Мартина обожает такие штучки. Ее школьные принадлежности всегда опрятны до отвращения: и тебе запасной стержень для авторучки, и тетради обернуты, в портфеле крошки или там жевательной резинки днем с огнем не найдешь. Даже на треугольниках ничего не выцарапано. Цветные карандаши у нее один к одному. Как она этого достигает, ума не приложу. Красный превращается у меня в огрызок, когда к коричневому я еще не притрагивался.
Как я уже сказал, Мартина зашла за точилкой.
Она все-таки заметила листки, испещренные псевдопапиными подписями, хотя я прикрыл их рукой. А она ведь не без понятия. Сразу смекнула, что к чему. «Это совершенно бессмысленно, — сказала она. — Так ты себе еще больше напортишь».
«А ты можешь представить, — спросил я, — что сегодня вечером я подойду к папе и выложу ему пять не сделанных допзаданий и кол в придачу?» Этого Мартина представить не могла. Она тоже несколько раз попыталась скопировать папину подпись. Вышло не лучше, чем у меня. Мартина пообещала непременно что-нибудь придумать. Но на это ей нужно дня два-три. Я же должен, для отвода глаз, сказать Хаслингеру, что папа в отъезде и вернется лишь к концу недели. А если я захочу, она сама сходит к Хаслингеру и подтвердит, что отец действительно уехал. Невозможно было представить, что Хаслингер в это поверит, все же на душе стало легче. Особенно после того, как Мартина пообещала мне помочь, чтобы я не выпал в осадок — на второй год. Она возьмет меня на буксир. А Хаслингера мы уж как-нибудь нейтрализуем — так она сказала.

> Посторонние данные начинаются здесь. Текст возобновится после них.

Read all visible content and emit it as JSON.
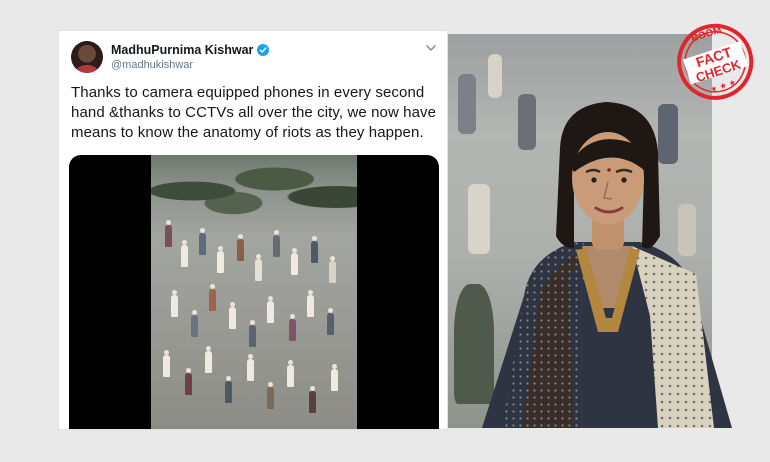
{
  "tweet": {
    "display_name": "MadhuPurnima Kishwar",
    "handle": "@madhukishwar",
    "text": "Thanks to camera equipped phones in every second hand &thanks to CCTVs all over the city, we now have means to know the anatomy of riots as they happen."
  },
  "stamp": {
    "brand": "BOOM",
    "line1": "FACT",
    "line2": "CHECK"
  },
  "colors": {
    "verified": "#1da1f2",
    "stamp_red": "#e0262c"
  },
  "icons": [
    "verified-badge-icon",
    "chevron-down-icon"
  ]
}
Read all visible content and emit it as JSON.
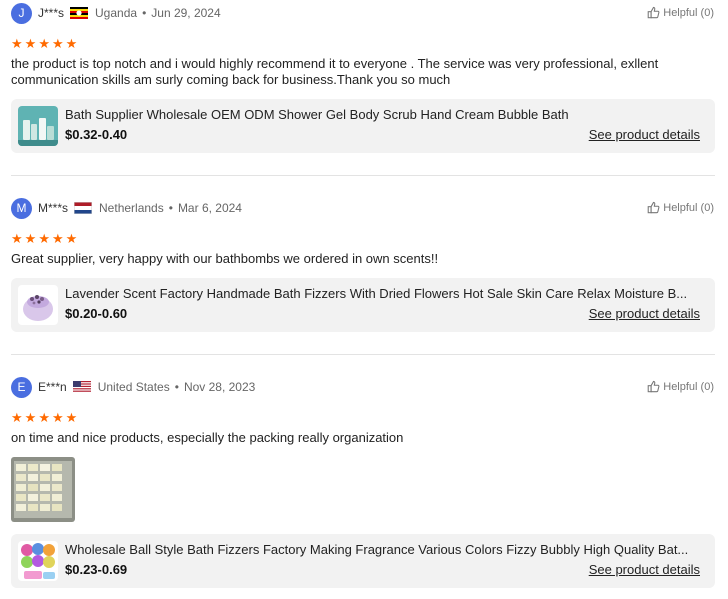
{
  "reviews": [
    {
      "avatar_letter": "J",
      "name": "J***s",
      "country": "Uganda",
      "date": "Jun 29, 2024",
      "flag_icon": "uganda-flag-icon",
      "helpful": "Helpful (0)",
      "rating": 5,
      "text": "the product is top notch and i would highly recommend it to everyone . The service was very professional, exllent communication skills am surly coming back for business.Thank you so much",
      "product": {
        "title": "Bath Supplier Wholesale OEM ODM Shower Gel Body Scrub Hand Cream Bubble Bath",
        "price": "$0.32-0.40",
        "details_link": "See product details"
      }
    },
    {
      "avatar_letter": "M",
      "name": "M***s",
      "country": "Netherlands",
      "date": "Mar 6, 2024",
      "flag_icon": "netherlands-flag-icon",
      "helpful": "Helpful (0)",
      "rating": 5,
      "text": "Great supplier, very happy with our bathbombs we ordered in own scents!!",
      "product": {
        "title": "Lavender Scent Factory Handmade Bath Fizzers With Dried Flowers Hot Sale Skin Care Relax Moisture B...",
        "price": "$0.20-0.60",
        "details_link": "See product details"
      }
    },
    {
      "avatar_letter": "E",
      "name": "E***n",
      "country": "United States",
      "date": "Nov 28, 2023",
      "flag_icon": "usa-flag-icon",
      "helpful": "Helpful (0)",
      "rating": 5,
      "text": "on time and nice products, especially the packing really organization",
      "product": {
        "title": "Wholesale Ball Style Bath Fizzers Factory Making Fragrance Various Colors Fizzy Bubbly High Quality Bat...",
        "price": "$0.23-0.69",
        "details_link": "See product details"
      }
    }
  ],
  "colors": {
    "star": "#ff6a00",
    "avatar": "#4a6ee0",
    "product_card_bg": "#f2f2f2"
  },
  "icons": {
    "star": "star-icon",
    "helpful": "thumbs-up-icon"
  },
  "separator": "•",
  "star_glyph": "★"
}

За ужином царило гробовое молчание. Папа, хотя и вышел к столу, не проронил ни слова. Соответственно и мы помалкивали. После трапезы папа подобрал в кухне последнюю проросшую картофелину и уже подпорченную головку чеснока и направился в свою комнату. На пороге он спросил нас: «Как ваши школьные дела? Все ли готово к завтрашнему дню?»
Ник пробубнил пасхальный стишок. Что-то про свечечки, куличики и ангельские личики. Мартина толкнула меня: «Самое время все сказать!»
Я сделал шаг в папину сторону. В одной руке он держал картошку, а другой ласково трепал Ника по головке. Папа перевел взгляд на меня. Между его взглядом и хаслингеровским не было абсолютно никакой разницы. «Тебе что-нибудь нужно?» — спросил он.
Взгляд Мартины буквально подталкивал меня в спину. Но я отрицательно мотнул головой и ушел к себе в комнату.
«Трус», — прошипела вдогонку Мартина.
В этот вечер я еще долго не мог уснуть. Пытался забыться — то на правом боку, то на левом. И на спине, и на животе. Не спится, и все тут. Часы на ратуше пробили полночь. Я решил подумать о чем-нибудь необыкновенно приятном. Как я, к примеру, стану чемпионом по плаванию на спине среди юниоров. Мне виделась восторженная толпа болельщиков и среди них ликующий папа. Но тут из душевой кабины вылез Хаслингер. В правой руке он держал мою тетрадь для классных заданий и угрожающе ею размахивал. Он пробился через восторженные толпы прямо к папе и попросил его поставить везде свои подписи. В этом месте папа ликовать перестал. Летом мы, наверное, отправимся в Италию. Воображение рисовало такую картину: я жарюсь на солнышке и лижу мороженое. Но Хаслингер и здесь все испортил. Он возник рядом со мной, как джинн из бутылки, и заблажил на весь пляж: «Хогельман! Не загорать! Второгодники должны быть бледнолицыми!»